MAPPING PLASTIC FROM THE SKY
Cleaning the Great Pacific Garbage Patch requires us to understand its dimension. Quantifying and characterizing the plastic the patch contains is essential to determine the design of cleanup systems, the logistics of hauling plastic back to shore, the methods to recycle plastic and the cleanup’s economics.
We started answering this question in 2015 when we launched the Mega Expedition. With a fleet of about 30 vessels, we produced the first high-resolution map of the infamous plastic accumulation zone, situated halfway between Hawaii and California.
Conventionally, ocean plastic is quantified using small, one-meter-wide trawls, meaning only a very small portion of the size spectrum was measured. The larger pieces of plastic become, the rarer (by count) they become. Therefore a larger area needs to be covered to accurately quantify large debris. Hence, during the 2015 Mega Expedition, we used very large nets to also be able to measure larger pieces of plastic. This was successful for debris of up to about a meter in size, but we knew ocean garbage can be much larger. Hence, we conducted the Aerial Expedition to find out more.
The aim of the Aerial Expedition was to accurately measure the biggest and most harmful debris in the ocean. This could be achieved by covering an area larger than was done during the Mega Expedition. This was the first-ever aerial survey of an ocean garbage patch.
HOW WE DID IT?
With a flight crew of 10 researchers, 3 sensor technicians and 7 navigation personnel, The Ocean Cleanup’s Aerial Expedition used a combination of experienced human observers and advanced sensors to count the debris.
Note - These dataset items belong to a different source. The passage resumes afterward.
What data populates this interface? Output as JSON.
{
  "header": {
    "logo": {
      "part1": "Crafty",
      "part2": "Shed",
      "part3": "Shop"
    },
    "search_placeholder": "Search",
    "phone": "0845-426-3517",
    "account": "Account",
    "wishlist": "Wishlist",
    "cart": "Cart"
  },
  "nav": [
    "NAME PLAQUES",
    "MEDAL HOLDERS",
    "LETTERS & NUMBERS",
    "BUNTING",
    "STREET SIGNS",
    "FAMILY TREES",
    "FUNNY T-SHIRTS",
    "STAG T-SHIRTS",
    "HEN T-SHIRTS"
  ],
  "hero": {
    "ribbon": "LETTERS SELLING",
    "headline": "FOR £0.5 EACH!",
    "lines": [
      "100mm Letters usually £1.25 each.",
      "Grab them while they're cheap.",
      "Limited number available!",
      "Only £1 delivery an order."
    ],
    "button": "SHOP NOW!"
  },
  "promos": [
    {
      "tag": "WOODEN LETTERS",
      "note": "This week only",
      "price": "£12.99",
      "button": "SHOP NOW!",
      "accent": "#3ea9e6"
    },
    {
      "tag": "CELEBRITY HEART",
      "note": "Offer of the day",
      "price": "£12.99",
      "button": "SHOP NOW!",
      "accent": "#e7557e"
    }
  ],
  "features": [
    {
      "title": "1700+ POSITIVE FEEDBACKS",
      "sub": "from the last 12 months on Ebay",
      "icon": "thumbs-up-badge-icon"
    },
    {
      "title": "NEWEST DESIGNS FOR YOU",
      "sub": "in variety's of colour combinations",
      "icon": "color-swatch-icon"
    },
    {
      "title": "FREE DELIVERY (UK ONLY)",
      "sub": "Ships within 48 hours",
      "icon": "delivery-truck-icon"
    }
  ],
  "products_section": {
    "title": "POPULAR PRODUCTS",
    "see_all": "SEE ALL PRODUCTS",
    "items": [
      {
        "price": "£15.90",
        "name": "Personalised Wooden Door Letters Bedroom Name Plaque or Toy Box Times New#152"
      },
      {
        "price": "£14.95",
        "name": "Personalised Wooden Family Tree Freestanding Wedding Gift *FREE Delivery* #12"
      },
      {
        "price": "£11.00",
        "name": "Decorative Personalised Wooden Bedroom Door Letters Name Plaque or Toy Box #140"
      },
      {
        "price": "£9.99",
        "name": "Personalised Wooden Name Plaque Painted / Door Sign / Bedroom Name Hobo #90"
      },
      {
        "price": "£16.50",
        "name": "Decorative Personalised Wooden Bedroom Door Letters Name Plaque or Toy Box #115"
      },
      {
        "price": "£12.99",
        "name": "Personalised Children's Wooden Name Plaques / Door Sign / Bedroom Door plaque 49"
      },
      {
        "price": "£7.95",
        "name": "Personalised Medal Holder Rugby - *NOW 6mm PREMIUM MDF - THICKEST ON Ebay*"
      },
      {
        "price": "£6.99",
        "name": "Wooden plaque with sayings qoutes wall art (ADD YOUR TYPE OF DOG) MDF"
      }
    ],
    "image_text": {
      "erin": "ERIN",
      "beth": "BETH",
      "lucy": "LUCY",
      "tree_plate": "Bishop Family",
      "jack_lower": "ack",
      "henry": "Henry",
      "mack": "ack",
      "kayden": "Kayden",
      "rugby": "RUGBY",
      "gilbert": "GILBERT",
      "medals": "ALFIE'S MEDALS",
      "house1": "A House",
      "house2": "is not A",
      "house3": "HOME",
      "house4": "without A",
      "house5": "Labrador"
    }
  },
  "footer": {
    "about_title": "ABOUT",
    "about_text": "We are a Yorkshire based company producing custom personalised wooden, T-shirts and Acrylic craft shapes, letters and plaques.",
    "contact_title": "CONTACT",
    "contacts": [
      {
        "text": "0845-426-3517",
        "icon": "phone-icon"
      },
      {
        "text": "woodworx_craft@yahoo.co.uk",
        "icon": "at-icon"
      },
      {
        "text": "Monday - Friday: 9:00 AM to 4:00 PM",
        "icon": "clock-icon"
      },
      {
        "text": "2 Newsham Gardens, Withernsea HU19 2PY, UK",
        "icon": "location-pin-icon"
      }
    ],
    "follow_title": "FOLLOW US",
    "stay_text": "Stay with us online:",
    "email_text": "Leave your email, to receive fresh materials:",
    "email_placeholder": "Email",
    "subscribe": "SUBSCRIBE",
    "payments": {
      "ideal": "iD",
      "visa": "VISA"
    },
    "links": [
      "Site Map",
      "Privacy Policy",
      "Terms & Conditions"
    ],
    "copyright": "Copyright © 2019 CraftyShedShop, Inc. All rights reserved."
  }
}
The C-130 Hercules aircraft, named Ocean Force One (following a Twitter suggestion), flew at a low speed (140 knots) and low altitude (400m) while mapping the area. Advanced sensors helped convert the count from the visual survey to a weight estimate by registering the size of the objects detected.
The results are alarming: around 80 million kg of floating plastic debris of various size and shape, principally made of Polyethylene and Polypropylene, accumulated in an area 3 times the size of continental France. Concentrations of microplastics, representing the majority of the estimated 1.8 trillion pieces inside the GPGP, have been increasing exponentially since the 1970s when researchers began observing quantities of tar and plastic floating in the North Pacific Ocean to more recent and consistent observations in the 2000s and 2010s. We also found that 92 % of the mass is still the be found in the larger objects (>5mm).